Gluten-free Gingerbread Cake
- Prep Time:
- Cook Time:
- Ready in:
- Yield: 12 slices
- 2 1/2 cups (338 grams) Bob's Red Mill 1-to-1 Gluten-free Baking Flour
- 1 1/2 teaspoons baking soda
- 1 tablespoon ground ginger
- 2 teaspoons ground cinnamon
- 1 teaspoon ground cloves
- 1/2 teaspoon salt
- 1/2 cup (100 grams) granulated sugar or coconut sugar
- 1/2 cup (113 grams) unsalted butter, room temp or 7 1/2 tablespoons canola or vegetable oil + 1/2 tablespoon water
- 1/2 cup (120 grams) unsweetened applesauce
- 1 cup (344 grams) molasses1
- 1 large (50 grams, out of shell) egg
- 1 cup (240 ml) hot water
- Preheat the oven to 350 °F (175 °C). Grease a 9”x13” pan.

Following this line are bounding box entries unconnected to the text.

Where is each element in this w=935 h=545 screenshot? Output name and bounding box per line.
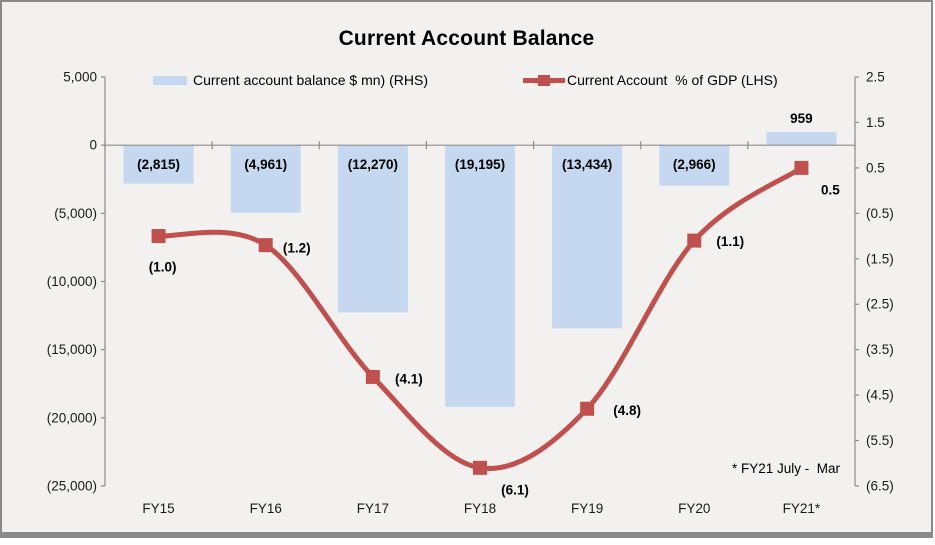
- line-marker-FY17: [365, 369, 380, 384]
- legend-item-bar: Current account balance $ mn) (RHS): [153, 72, 428, 88]
- line-value-label: 0.5: [821, 182, 840, 197]
- left-axis-tick-label: (5,000): [54, 206, 97, 221]
- bar-FY15: [123, 145, 194, 184]
- line-marker-FY21*: [794, 160, 809, 175]
- right-axis-tick-label: 2.5: [866, 70, 885, 85]
- bar-FY20: [659, 145, 730, 186]
- left-axis-tick-label: (25,000): [47, 479, 97, 494]
- legend-item-line: Current Account % of GDP (LHS): [523, 72, 778, 88]
- right-axis-tick-label: (2.5): [866, 297, 894, 312]
- category-label-FY17: FY17: [357, 501, 389, 516]
- bar-FY17: [337, 145, 408, 313]
- chart-title: Current Account Balance: [338, 27, 595, 50]
- line-marker-FY18: [473, 460, 487, 475]
- footnote-annotation: * FY21 July - Mar: [731, 461, 840, 476]
- line-marker-FY15: [151, 229, 166, 244]
- right-axis-tick-label: (0.5): [866, 206, 894, 221]
- legend-bar-label: Current account balance $ mn) (RHS): [193, 72, 428, 88]
- category-label-FY20: FY20: [678, 501, 710, 516]
- category-label-FY15: FY15: [142, 501, 174, 516]
- bar-FY21*: [766, 132, 837, 146]
- bar-legend-swatch-icon: [153, 75, 187, 85]
- right-axis-tick-label: (1.5): [866, 251, 894, 266]
- line-marker-FY20: [687, 233, 702, 248]
- line-value-label: (1.2): [283, 241, 311, 256]
- line-legend-marker-icon: [523, 74, 565, 87]
- bar-value-label: (4,961): [244, 157, 287, 172]
- category-label-FY16: FY16: [250, 501, 282, 516]
- right-axis-tick-label: (6.5): [866, 479, 894, 494]
- left-axis-tick-label: 0: [89, 138, 97, 153]
- line-value-label: (1.1): [716, 234, 744, 249]
- category-label-FY18: FY18: [464, 501, 496, 516]
- category-label-FY21*: FY21*: [783, 501, 821, 516]
- bar-value-label: (12,270): [348, 157, 398, 172]
- right-axis-tick-label: (4.5): [866, 388, 894, 403]
- bar-FY19: [552, 145, 623, 329]
- right-axis-tick-label: 0.5: [866, 160, 885, 175]
- bar-value-label: (19,195): [455, 157, 505, 172]
- line-marker-FY19: [580, 401, 595, 416]
- bar-value-label: (2,966): [673, 157, 716, 172]
- line-value-label: (4.8): [613, 403, 641, 418]
- right-axis-tick-label: (3.5): [866, 342, 894, 357]
- chart-plot-area: 5,000 0 (5,000) (10,000) (15,000) (20,000) (25…: [47, 70, 894, 517]
- line-marker-FY16: [258, 238, 273, 253]
- line-value-label: (4.1): [395, 371, 423, 386]
- bar-FY18: [445, 145, 515, 407]
- category-label-FY19: FY19: [571, 501, 603, 516]
- bar-value-label: (2,815): [137, 157, 180, 172]
- left-axis-tick-label: 5,000: [63, 70, 97, 85]
- line-value-label: (6.1): [501, 482, 529, 497]
- line-value-label: (1.0): [149, 260, 177, 275]
- bar-value-label: (13,434): [562, 157, 612, 172]
- legend-line-label: Current Account % of GDP (LHS): [567, 72, 778, 88]
- right-axis-tick-label: 1.5: [866, 115, 885, 130]
- left-axis-tick-label: (15,000): [47, 342, 97, 357]
- right-axis-tick-label: (5.5): [866, 433, 894, 448]
- bar-value-label: 959: [790, 111, 813, 126]
- left-axis-tick-label: (10,000): [47, 274, 97, 289]
- bar-FY16: [230, 145, 301, 213]
- left-axis-tick-label: (20,000): [47, 410, 97, 425]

- In a medium mixing bowl, stir together the dry ingredients (flour through salt). Set aside.
- In a large mixing bowl using an electric hand mixer, cream together the sugar and butter until light and fluffy. If using oil, you can just mix everything together with a big spoon.
- Beat in the applesauce and the molasses in at medium speed until well combined. Then add in the egg.
- Once the egg is incorporated, add the water. Stir it in using a spoon to begin with (to prevent it from splattering everywhere) and if needed, switch to the hand mixer to get it totally combined.
- Gradually beat in the dry mixture until no more flour streaks remain. You don't want any large lumps, but small ones are okay.
- Pour into the prepared pan and bake for 17-20 minutes or until a toothpick inserted in the middle comes out clean.
- It's fluffiest when warm. I like to microwave it for about 10-20 seconds to make it fluffy again before serving. Once the cake has cooled, you can cover and store it at room temp for up to 4 days. It can also be frozen.
- For dairy-free, be sure to use the oil option.